What speed does it leave the hole (in m/s)? I have worked the problem with help from a prior question very similar, but cannot seem to produce a correct answer. May I see the work, not just the formula?
Let's see your work first. We'll tell you where you went wrong.
e*E*X is the kinetic energy acquired. Make usre X is in meters.
Set the KE equal to (1/2)mV^2 and solve for V.
To find the final speed of the electron as it leaves the hole, we can use the concept of electric potential energy and conservation of energy.
Let's break down the steps:
1. Determine the initial potential energy:
The initial potential energy of the electron can be calculated using the equation:
U = q * ΔV
where U is the potential energy, q is the charge of the electron, and ΔV is the potential difference between the plates.
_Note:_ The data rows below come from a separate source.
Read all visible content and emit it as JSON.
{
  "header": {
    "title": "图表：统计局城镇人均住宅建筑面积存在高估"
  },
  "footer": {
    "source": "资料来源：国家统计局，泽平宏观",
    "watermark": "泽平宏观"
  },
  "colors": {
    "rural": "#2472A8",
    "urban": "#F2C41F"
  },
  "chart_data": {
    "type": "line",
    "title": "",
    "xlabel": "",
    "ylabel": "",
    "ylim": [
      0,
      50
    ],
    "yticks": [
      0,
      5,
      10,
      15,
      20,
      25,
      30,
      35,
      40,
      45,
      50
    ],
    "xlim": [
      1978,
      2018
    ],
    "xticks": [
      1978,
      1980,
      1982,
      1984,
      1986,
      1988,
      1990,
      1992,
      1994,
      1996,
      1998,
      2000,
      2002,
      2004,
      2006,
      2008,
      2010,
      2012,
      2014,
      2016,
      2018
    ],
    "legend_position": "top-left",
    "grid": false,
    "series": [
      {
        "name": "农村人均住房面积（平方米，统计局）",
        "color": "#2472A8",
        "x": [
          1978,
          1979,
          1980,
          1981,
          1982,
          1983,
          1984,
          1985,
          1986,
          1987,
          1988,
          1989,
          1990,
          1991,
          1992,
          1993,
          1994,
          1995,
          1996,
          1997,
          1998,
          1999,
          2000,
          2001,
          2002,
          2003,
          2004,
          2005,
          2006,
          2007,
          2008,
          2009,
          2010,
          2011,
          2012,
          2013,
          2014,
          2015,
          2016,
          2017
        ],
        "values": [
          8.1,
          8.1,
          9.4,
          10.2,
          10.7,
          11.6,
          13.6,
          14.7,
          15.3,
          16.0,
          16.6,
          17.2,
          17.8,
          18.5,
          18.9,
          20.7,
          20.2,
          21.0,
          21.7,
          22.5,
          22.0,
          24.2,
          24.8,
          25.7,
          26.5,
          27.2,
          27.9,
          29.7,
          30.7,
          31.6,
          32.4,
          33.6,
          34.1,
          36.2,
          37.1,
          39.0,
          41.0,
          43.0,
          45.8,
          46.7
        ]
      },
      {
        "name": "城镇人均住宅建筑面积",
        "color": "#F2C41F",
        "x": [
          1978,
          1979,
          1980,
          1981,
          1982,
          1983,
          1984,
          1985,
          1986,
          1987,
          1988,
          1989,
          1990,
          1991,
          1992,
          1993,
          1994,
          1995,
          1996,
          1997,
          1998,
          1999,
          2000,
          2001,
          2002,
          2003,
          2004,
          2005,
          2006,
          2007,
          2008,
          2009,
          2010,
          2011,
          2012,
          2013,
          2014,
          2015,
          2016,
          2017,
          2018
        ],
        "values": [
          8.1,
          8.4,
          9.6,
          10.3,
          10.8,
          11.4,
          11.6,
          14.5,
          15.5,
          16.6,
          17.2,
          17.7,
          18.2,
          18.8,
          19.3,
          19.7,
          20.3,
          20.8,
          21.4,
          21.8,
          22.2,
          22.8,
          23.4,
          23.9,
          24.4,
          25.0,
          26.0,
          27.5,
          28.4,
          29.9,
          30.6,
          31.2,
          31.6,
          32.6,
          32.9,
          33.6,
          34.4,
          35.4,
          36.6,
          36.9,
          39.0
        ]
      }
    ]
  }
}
Since the electron has a charge of -e (where e is the elementary charge), we have:
U = (-e) * ΔV
Given that the potential difference between the plates is ΔV = E * d (where E is the electric field strength and d is the separation between the plates), we can substitute the values:
U = (-e) * (E * d)
2. Determine the change in kinetic energy:
As the electron moves from rest near the negative plate to the tiny hole in the positive plate, the change in kinetic energy is equal to the negative of the initial potential energy, i.e., ΔK = -U.
Since the initial kinetic energy is 0 (electron starts from rest),
ΔK = K_final - K_initial = -U
3. Determine the final kinetic energy:
The final kinetic energy can be calculated using the equation:
K_final = 0.5 * m * v^2
where m is the mass of the electron and v is its final velocity.
Substituting the values:
0.5 * m * v^2 = -U
4. Solve for the final velocity:
We can rearrange the equation to solve for the final velocity (v):
v = sqrt(-2U/m)
Substituting the value of U, we get:
v = sqrt(2 * e * E * d / m)
Now, substitute the given values:
m = 9.11e-31 kg
E = 2.00e4 N/C
d = 1.10 cm = 1.10e-2 m
e = 1.60e-19 C
Plug in these values into the equation and calculate the result to get the final speed of the electron as it leaves the hole.
Please note that the final speed obtained is the magnitude of the velocity vector. The direction of the velocity can be determined by the electric field direction and the positive/negative charge of the electron.